Canada, however, is rejecting the EU’s assessment of the situation, as the two sides continue to battle over an elusive free-trade agreement that the Conservative government initially promised would be completed by the end of 2012.
New EU Ambassador MarieAnne Coninsx said Tuesday the two sides must complete a wide-ranging “Strategic Partnership Agreement” (SPA) — a broad umbrella agreement for co-operating on a number of fronts — before the European Union will proceed with any free-trade agreement with Canada.
“Our position is that there is a linkage,” Coninsx said in a briefing Tuesday. But a spokesman for Foreign Affairs Minister John Baird said Canada disagrees with the EU, insisting there is no need to conclude the strategic partnership agreement before completing the Canada-EU Comprehensive Economic and Trade Agreement (CETA).

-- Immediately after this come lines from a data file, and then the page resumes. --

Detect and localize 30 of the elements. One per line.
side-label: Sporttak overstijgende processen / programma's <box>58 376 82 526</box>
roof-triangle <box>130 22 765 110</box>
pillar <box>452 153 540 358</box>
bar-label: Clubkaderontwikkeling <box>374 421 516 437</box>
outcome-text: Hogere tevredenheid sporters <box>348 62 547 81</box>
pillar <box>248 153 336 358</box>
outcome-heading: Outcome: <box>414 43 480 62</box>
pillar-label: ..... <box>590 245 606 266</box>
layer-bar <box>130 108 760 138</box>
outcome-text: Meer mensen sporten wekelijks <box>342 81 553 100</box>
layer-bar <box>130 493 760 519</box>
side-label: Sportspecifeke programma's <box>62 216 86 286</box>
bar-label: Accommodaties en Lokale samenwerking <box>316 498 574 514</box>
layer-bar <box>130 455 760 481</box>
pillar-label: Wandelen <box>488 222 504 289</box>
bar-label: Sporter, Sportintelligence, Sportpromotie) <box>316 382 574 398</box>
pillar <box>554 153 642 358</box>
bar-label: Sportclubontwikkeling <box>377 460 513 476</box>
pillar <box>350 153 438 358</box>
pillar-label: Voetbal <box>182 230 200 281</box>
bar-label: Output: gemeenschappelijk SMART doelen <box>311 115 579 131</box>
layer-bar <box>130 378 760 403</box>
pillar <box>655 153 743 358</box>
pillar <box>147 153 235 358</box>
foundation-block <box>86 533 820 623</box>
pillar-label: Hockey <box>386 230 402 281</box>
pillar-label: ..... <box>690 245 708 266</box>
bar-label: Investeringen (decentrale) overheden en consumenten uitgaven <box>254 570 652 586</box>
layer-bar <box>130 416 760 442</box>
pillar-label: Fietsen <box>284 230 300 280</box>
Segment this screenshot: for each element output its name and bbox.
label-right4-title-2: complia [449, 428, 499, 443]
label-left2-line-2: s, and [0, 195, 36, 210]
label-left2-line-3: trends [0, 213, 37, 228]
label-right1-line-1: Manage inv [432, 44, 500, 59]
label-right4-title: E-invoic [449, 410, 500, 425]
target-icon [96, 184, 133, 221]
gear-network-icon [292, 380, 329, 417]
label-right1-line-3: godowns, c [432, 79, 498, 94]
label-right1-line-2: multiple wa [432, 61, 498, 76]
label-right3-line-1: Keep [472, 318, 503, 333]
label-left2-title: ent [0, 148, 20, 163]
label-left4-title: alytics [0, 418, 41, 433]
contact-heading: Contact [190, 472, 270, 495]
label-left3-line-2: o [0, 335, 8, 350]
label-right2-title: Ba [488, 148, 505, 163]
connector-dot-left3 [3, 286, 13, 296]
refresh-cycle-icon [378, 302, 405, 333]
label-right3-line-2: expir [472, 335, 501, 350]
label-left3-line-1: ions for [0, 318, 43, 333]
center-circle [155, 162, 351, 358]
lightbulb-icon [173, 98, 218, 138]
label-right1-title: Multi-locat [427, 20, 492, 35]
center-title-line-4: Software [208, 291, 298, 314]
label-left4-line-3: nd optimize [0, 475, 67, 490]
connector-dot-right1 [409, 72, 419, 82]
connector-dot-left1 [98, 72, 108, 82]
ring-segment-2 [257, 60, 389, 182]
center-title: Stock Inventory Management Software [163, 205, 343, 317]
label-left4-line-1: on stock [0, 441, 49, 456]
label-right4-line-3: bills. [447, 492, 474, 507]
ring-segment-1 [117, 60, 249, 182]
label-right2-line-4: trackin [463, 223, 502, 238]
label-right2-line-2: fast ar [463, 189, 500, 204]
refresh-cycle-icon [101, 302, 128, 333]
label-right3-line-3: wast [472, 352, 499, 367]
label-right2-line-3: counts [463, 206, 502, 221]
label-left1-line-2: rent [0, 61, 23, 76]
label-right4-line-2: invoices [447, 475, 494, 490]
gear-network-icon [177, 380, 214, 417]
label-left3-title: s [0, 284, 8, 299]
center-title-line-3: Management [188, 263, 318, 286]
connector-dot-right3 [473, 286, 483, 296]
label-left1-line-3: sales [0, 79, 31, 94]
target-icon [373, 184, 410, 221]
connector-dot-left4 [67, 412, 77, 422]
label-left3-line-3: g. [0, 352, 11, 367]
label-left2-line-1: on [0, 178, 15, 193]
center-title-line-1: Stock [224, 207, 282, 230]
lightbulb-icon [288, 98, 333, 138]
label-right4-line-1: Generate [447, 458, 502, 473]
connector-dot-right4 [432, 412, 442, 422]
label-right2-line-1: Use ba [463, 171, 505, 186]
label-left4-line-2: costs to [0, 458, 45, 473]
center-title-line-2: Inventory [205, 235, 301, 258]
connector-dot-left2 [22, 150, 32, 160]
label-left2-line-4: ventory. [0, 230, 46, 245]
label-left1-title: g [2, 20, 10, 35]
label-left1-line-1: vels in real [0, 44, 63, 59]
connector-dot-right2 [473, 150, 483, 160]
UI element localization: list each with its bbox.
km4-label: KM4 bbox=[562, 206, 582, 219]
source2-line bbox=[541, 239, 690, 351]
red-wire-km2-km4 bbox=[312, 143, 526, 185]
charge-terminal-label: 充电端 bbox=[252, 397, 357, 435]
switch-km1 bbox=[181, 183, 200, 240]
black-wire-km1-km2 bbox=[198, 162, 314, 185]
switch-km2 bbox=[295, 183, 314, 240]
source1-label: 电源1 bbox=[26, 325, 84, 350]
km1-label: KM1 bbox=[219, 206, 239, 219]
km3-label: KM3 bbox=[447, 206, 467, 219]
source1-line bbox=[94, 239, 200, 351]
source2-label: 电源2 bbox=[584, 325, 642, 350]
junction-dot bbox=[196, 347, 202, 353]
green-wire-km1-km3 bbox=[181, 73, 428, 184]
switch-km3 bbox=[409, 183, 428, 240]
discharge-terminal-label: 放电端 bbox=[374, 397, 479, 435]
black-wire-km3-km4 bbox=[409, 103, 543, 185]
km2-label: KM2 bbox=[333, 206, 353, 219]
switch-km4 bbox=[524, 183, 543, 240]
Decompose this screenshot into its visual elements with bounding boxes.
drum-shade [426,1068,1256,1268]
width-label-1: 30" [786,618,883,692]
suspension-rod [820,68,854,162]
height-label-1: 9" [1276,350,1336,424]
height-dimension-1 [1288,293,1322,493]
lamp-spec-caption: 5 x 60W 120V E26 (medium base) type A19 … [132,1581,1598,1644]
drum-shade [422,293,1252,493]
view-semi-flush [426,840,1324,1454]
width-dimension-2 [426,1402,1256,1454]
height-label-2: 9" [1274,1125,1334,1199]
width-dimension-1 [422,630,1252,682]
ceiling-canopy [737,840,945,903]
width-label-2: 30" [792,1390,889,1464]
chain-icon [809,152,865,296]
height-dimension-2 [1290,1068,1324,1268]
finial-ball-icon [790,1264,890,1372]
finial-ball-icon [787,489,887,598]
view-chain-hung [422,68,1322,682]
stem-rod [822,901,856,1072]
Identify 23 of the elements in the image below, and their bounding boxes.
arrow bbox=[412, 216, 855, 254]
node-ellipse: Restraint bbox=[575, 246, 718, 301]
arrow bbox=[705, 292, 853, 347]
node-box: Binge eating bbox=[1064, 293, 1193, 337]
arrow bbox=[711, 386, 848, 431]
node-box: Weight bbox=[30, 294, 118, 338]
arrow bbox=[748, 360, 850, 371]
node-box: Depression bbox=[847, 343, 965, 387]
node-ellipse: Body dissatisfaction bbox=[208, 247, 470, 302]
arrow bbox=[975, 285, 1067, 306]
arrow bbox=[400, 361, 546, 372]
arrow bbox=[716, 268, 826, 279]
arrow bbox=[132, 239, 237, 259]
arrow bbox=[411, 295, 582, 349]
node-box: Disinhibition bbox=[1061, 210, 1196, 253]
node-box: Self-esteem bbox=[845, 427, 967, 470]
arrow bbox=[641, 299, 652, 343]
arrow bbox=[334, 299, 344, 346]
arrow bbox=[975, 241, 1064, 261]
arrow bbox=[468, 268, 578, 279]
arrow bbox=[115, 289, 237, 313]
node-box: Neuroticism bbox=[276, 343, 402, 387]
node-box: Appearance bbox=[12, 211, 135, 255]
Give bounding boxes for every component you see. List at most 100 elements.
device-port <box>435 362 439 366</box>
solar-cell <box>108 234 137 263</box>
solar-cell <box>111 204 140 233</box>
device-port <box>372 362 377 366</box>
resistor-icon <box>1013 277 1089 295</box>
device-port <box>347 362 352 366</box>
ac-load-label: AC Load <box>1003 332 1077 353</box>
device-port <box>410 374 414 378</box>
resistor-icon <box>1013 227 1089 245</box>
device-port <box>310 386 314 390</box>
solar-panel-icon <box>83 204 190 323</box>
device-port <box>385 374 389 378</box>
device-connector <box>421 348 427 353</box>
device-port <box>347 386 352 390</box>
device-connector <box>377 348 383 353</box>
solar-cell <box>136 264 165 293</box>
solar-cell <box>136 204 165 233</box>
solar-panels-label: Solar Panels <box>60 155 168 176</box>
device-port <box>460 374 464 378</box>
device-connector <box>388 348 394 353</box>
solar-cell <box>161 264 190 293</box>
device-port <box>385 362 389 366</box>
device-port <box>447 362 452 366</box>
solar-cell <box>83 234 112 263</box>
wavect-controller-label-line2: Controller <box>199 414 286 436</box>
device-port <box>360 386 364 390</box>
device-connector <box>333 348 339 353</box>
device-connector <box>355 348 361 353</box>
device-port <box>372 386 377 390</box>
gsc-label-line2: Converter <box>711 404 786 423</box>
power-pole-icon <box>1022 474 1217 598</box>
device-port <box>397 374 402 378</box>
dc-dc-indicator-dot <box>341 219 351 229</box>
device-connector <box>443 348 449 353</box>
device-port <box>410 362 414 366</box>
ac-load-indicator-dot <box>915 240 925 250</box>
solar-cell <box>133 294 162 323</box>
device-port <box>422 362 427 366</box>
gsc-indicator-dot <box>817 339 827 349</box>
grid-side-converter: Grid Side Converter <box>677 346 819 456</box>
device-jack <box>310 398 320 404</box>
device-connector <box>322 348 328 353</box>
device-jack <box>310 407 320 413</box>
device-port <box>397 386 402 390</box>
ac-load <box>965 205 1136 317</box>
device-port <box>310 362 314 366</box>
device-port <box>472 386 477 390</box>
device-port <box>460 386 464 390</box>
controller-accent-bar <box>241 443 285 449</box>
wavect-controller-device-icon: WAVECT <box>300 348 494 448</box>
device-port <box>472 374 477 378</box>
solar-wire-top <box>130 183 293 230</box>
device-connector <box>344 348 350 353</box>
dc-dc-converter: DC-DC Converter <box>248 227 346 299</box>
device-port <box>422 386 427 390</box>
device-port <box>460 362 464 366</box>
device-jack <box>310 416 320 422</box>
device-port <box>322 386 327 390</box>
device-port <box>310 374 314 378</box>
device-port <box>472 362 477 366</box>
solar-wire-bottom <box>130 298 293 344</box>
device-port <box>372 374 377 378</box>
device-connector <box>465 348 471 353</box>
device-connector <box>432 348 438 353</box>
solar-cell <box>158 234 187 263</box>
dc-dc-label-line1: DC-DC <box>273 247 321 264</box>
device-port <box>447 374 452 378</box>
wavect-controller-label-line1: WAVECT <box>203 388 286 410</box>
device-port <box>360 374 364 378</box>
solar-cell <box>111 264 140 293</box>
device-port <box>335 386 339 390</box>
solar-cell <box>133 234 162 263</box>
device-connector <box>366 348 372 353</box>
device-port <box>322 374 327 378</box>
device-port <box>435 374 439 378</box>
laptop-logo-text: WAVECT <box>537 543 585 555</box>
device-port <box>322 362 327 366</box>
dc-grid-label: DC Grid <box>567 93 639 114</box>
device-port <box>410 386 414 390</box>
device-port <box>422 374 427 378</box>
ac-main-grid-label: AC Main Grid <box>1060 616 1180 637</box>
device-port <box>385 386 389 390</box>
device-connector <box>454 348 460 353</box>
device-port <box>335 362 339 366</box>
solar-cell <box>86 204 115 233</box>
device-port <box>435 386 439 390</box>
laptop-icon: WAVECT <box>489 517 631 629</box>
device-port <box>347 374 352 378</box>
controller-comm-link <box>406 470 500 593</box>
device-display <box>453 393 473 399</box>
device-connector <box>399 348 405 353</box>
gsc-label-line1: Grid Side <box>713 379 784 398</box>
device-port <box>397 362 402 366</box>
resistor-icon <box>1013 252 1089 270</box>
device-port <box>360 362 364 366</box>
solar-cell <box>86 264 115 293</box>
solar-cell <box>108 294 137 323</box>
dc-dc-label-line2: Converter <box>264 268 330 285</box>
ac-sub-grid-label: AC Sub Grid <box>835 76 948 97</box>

“We have been very clear, the Strategic Partnership Agreement is completely separate from the CETA. Negotiations on the SPA began almost two years after the launch of the CETA negotiations,” Rick Roth, director of communications for Baird, said Tuesday in an email. “There is no legal impediment to concluding the CETA while SPA negotiations are ongoing.”
The Canada-EU free-trade negotiations have dragged on for more than four years, with both sides trying to resolve their differences on a few outstanding issues that are believed to include Canadian beef access into Europe and EU access into Canada’s supply-managed dairy sector.
But before that deal can be completed, the EU says Canada and the European Union must also sign on a SPA that commits both sides to a number of general principles, including promoting peace and security, protecting human rights, and a commitment to economic and sustainable development. The two main tenets of the European Union’s agreements with other countries include a commitment to promote human rights and fight against proliferation of weapons of mass destruction, according to EU officials.
Like other deals, the proposed SPA with Canada would also include a “suspension clause” that explains what breaches — be it on human rights or another issue — would justify suspending any successful Canada-EU freetrade deal.
The EU ambassador says the two accords are linked, so the overdue trade deal can’t be completed until both sides agree to a strategic partnership agreement that Canada continues to raise concerns with over the language.
“If we would say, ‘ OK, with all agreements in the world but not Canada,’ it would send out a wrong signal to other countries, and we have still other upcoming negotiations to do. Therefore, it’s important that especially Canada, a like-minded country, subscribe to this,” Coninsx said.
“And I’m sure they subscribe to it, but they have, for the moment, still some difficulties on the formulation of the suspension clause.”
Coninsx says there are few outstanding issues that must be resolved to reach the agreement, but Canadian officials still have concerns over language around human rights.
Canadian officials have raised concerns over the past couple of years with the dispute resolution section, according to federal officials who have worked on the SPA.
As for the free-trade deal itself, the ambassador said Tuesday negotiations have intensified over the past few weeks and that “very good progress” is being made on the CETA.
However, she would not comment on specific trade irritants such as potential Canadian beef quotas in Europe and the EU’s demands for greater access to Canada’s dairy sector.
“What will be the final outcome, I do not know,” she said of the free-trade negotiations.